## Chapter 4

## Q. 4.4

**OBTAINING A STATE-SPACE MODEL FROM AN IMPULSE-RESPONSE MODEL.**

Find an equivalent state-space representation of the following impulse-response model:

y(t) = \frac{K}{\tau} \int_{0}^{t}{e^{- (t – \sigma)/ \tau} u(\sigma) d \sigma} (4.75)

## Step-by-Step

## Verified Solution

Clearly, in this case, the impulse-response function g(t) is given by:

g(t) = \frac{K}{\tau} e^{-t/ \tau} (4.76)

which is differentiable. If we now differentiate Eq. (4.75) with respect to t (with the aid of Eq. (4.74)), we obtain:

\frac{d}{dx} \left\lgroup\int_{A(x)}^{B(x)}{f(x, r)dr} \right\rgroup = \int_{A}^{B}{\frac{\partial f(x, r)}{\partial r} dr} + f(x, B)\frac{dB}{dx} – f(x, A)\frac{dA}{dx} (4.74)

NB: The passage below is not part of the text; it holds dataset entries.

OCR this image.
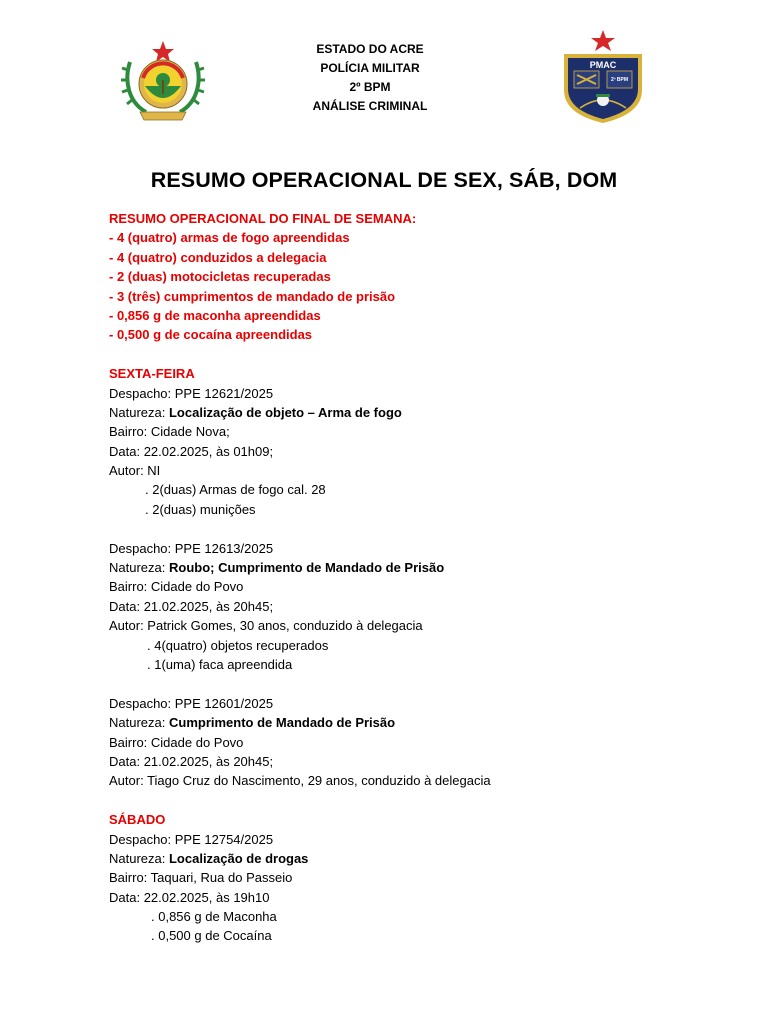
ESTADO DO ACRE
POLÍCIA MILITAR
2º BPM
ANÁLISE CRIMINAL
PMAC
2º BPM
RESUMO OPERACIONAL DE SEX, SÁB, DOM
RESUMO OPERACIONAL DO FINAL DE SEMANA:
- 4 (quatro) armas de fogo apreendidas
- 4 (quatro) conduzidos a delegacia
- 2 (duas) motocicletas recuperadas
- 3 (três) cumprimentos de mandado de prisão
- 0,856 g de maconha apreendidas
- 0,500 g de cocaína apreendidas
SEXTA-FEIRA
Despacho: PPE 12621/2025
Natureza: Localização de objeto – Arma de fogo
Bairro: Cidade Nova;
Data: 22.02.2025, às 01h09;
Autor: NI
. 2(duas) Armas de fogo cal. 28
. 2(duas) munições
Despacho: PPE 12613/2025
Natureza: Roubo; Cumprimento de Mandado de Prisão
Bairro: Cidade do Povo
Data: 21.02.2025, às 20h45;
Autor: Patrick Gomes, 30 anos, conduzido à delegacia
. 4(quatro) objetos recuperados
. 1(uma) faca apreendida
Despacho: PPE 12601/2025
Natureza: Cumprimento de Mandado de Prisão
Bairro: Cidade do Povo
Data: 21.02.2025, às 20h45;
Autor: Tiago Cruz do Nascimento, 29 anos, conduzido à delegacia
SÁBADO
Despacho: PPE 12754/2025
Natureza: Localização de drogas
Bairro: Taquari, Rua do Passeio
Data: 22.02.2025, às 19h10
. 0,856 g de Maconha
. 0,500 g de Cocaína
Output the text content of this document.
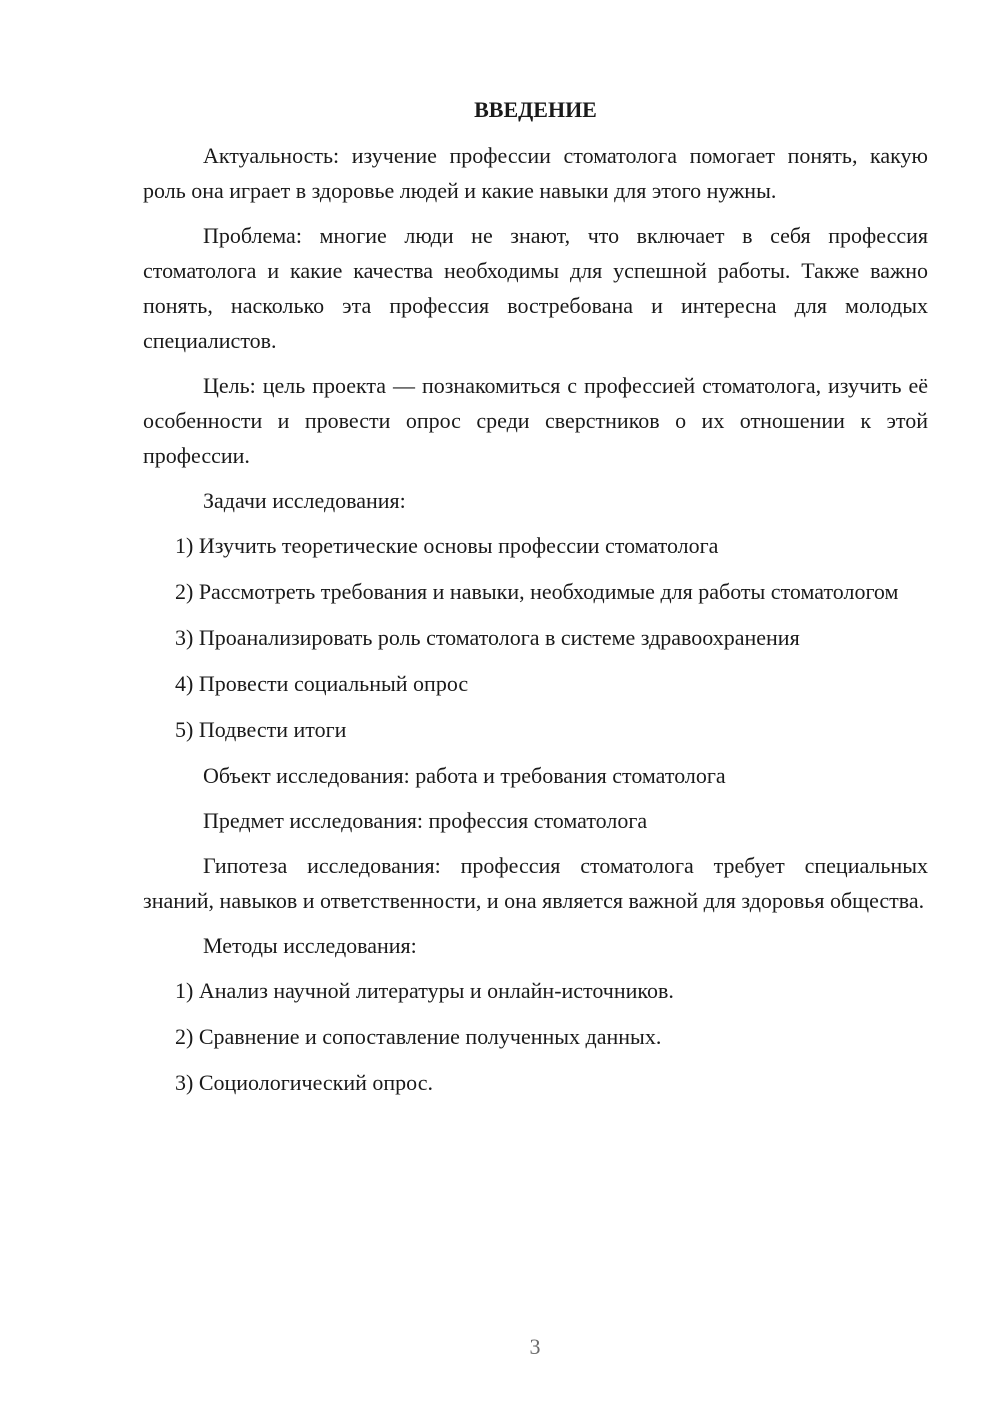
ВВЕДЕНИЕ

Актуальность: изучение профессии стоматолога помогает понять, какую роль она играет в здоровье людей и какие навыки для этого нужны.

Проблема: многие люди не знают, что включает в себя профессия стоматолога и какие качества необходимы для успешной работы. Также важно понять, насколько эта профессия востребована и интересна для молодых специалистов.

Цель: цель проекта — познакомиться с профессией стоматолога, изучить её особенности и провести опрос среди сверстников о их отношении к этой профессии.

Задачи исследования:

1) Изучить теоретические основы профессии стоматолога

2) Рассмотреть требования и навыки, необходимые для работы стоматологом

3) Проанализировать роль стоматолога в системе здравоохранения

4) Провести социальный опрос

5) Подвести итоги

Объект исследования: работа и требования стоматолога

Предмет исследования: профессия стоматолога

Гипотеза исследования: профессия стоматолога требует специальных знаний, навыков и ответственности, и она является важной для здоровья общества.

Методы исследования:

1) Анализ научной литературы и онлайн-источников.

2) Сравнение и сопоставление полученных данных.

3) Социологический опрос.

3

\frac{dy}{dt} = \frac{K}{\tau}\int_{0}^{t}{- \frac{1}{\tau} e^{- (t – \sigma) / \tau} u(\sigma) d \sigma + \frac{K}{\tau} u(t) – 0}

which simplifies further (using Eq. (4.75) to eliminate the integral) to give:

\frac{dy}{dt} = – \frac{1}{\tau} y(t) + \frac{K}{\tau} u(t)

or

\tau \frac{dy}{dt} + y(t) = K u(t)

Again, we may now specify y = x, to obtain:

\tau \frac{dx}{dt} + x(t) = K u(t) (4.62a)

y(t) = x(t) (4.62b)

as required state-space representation.

It is important to recognize that the impulse-response model is a time-domain input/ output model form that also does not explicitly contain information about the state variable x(t); therefore as with the transform-domain model, conversions to the state space will not be unique.